Aus Karsten Hoffmeyer

Ich hatte heute ein interessantes Seminar. Anton, einer der Tutoren in Soziologie, hielt ein Referat, in dem er ausführte, dass viele der Worte, mit denen wir attraktive Menschen beschreiben, in früheren Zeiten mit Magie zu tun hatten. So wie das Wort „Charme“ in vielen Sprachen „Zauber“ bedeutet oder „Charisma“ für etwas „Gottgegebenes“ steht. Ganz deutlich ist das bei Worten wie „bezaubernd“ oder „betörend“. Und als er das sagte, da wurde mir klar, dass das die Dinge genau auf den Punkt bringt. Wenn man einem wirklich gutaussehenden Menschen begegnet, dann ist man wie verzaubert.

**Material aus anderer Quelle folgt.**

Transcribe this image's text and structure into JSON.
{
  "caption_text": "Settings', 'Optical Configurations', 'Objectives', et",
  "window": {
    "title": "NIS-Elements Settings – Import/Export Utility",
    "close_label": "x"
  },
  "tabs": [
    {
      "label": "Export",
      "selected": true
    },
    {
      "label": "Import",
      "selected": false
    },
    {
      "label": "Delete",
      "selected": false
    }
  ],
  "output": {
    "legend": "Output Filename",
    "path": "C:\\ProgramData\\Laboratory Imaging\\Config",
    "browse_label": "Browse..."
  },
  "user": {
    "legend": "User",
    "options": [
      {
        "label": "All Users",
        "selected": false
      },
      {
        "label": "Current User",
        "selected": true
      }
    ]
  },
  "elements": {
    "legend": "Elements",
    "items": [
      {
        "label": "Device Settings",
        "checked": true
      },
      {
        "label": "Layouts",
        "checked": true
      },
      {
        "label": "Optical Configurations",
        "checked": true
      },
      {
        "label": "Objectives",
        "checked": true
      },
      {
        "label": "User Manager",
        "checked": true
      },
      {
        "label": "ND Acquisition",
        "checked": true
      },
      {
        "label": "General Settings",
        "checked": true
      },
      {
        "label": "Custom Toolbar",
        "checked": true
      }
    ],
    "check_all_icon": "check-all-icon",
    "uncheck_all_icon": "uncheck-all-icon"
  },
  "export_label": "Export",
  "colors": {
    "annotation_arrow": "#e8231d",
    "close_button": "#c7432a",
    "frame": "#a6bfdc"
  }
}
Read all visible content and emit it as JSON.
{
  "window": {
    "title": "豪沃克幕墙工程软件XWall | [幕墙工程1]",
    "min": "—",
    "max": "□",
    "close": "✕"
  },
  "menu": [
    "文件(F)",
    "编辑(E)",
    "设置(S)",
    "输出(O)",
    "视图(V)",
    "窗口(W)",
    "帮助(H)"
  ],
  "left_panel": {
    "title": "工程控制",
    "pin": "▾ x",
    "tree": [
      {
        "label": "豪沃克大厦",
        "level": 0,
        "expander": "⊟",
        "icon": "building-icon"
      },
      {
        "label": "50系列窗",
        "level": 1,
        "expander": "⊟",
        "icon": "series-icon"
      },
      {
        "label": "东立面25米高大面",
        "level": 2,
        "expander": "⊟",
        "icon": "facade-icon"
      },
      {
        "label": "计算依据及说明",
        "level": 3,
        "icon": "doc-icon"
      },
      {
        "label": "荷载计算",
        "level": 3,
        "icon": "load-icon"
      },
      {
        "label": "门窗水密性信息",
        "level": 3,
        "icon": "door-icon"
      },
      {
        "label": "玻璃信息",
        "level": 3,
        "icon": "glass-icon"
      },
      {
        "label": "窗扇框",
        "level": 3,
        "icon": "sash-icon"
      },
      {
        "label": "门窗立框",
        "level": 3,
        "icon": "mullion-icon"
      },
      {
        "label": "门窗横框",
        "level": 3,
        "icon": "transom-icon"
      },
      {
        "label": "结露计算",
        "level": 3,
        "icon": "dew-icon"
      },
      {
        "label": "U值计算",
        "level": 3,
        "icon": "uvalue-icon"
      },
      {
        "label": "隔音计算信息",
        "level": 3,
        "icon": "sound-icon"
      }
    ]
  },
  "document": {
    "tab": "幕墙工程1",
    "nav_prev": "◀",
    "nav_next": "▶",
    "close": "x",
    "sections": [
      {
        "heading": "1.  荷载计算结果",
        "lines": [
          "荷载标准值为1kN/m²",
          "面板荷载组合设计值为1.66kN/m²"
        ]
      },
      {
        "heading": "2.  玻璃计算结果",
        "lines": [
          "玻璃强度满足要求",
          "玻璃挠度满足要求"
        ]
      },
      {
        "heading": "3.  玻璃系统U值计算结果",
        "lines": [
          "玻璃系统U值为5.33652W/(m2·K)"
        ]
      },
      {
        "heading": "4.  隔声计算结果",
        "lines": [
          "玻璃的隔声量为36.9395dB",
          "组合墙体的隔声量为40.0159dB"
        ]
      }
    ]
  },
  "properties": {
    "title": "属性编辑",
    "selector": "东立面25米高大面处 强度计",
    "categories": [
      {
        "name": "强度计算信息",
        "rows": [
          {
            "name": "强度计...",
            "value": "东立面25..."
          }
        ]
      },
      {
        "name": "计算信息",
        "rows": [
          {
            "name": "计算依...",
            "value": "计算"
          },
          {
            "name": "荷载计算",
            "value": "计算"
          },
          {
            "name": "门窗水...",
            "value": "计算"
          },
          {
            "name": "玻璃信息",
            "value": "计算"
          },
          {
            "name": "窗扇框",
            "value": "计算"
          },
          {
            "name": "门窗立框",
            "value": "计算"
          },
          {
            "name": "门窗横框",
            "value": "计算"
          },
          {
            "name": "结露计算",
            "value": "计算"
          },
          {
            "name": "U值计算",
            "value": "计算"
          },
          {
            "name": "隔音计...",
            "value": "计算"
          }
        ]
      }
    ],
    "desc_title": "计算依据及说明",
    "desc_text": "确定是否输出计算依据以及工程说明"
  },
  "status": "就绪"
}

Anton führte auch aus, einer der grundlegenden Gründe für den Gebrauch von Magie sei das Bestreben, Liebe und Lust in jemandem hervorzurufen. Und auch das ist völlig schlüssig, wenn man über die Worte „Charme“ und „Charisma“ nachdenkt. Der Anblick von Schönheit bringt einen dazu, Liebe zu empfinden. Man fühlt sich, als sei man in einen gutaussehende Person verliebt, indem man sie ansieht.

Aus: Chiang, Ted: Die Wahrheit vor Augen. In: Hannes Riffel, Karlheinz Schlögel (Hrsg.) Das wahre Wesen der Dinge. 1. Auflage. Berlin: Golkonda, 2014. S. 152. ISBN 9783944720173.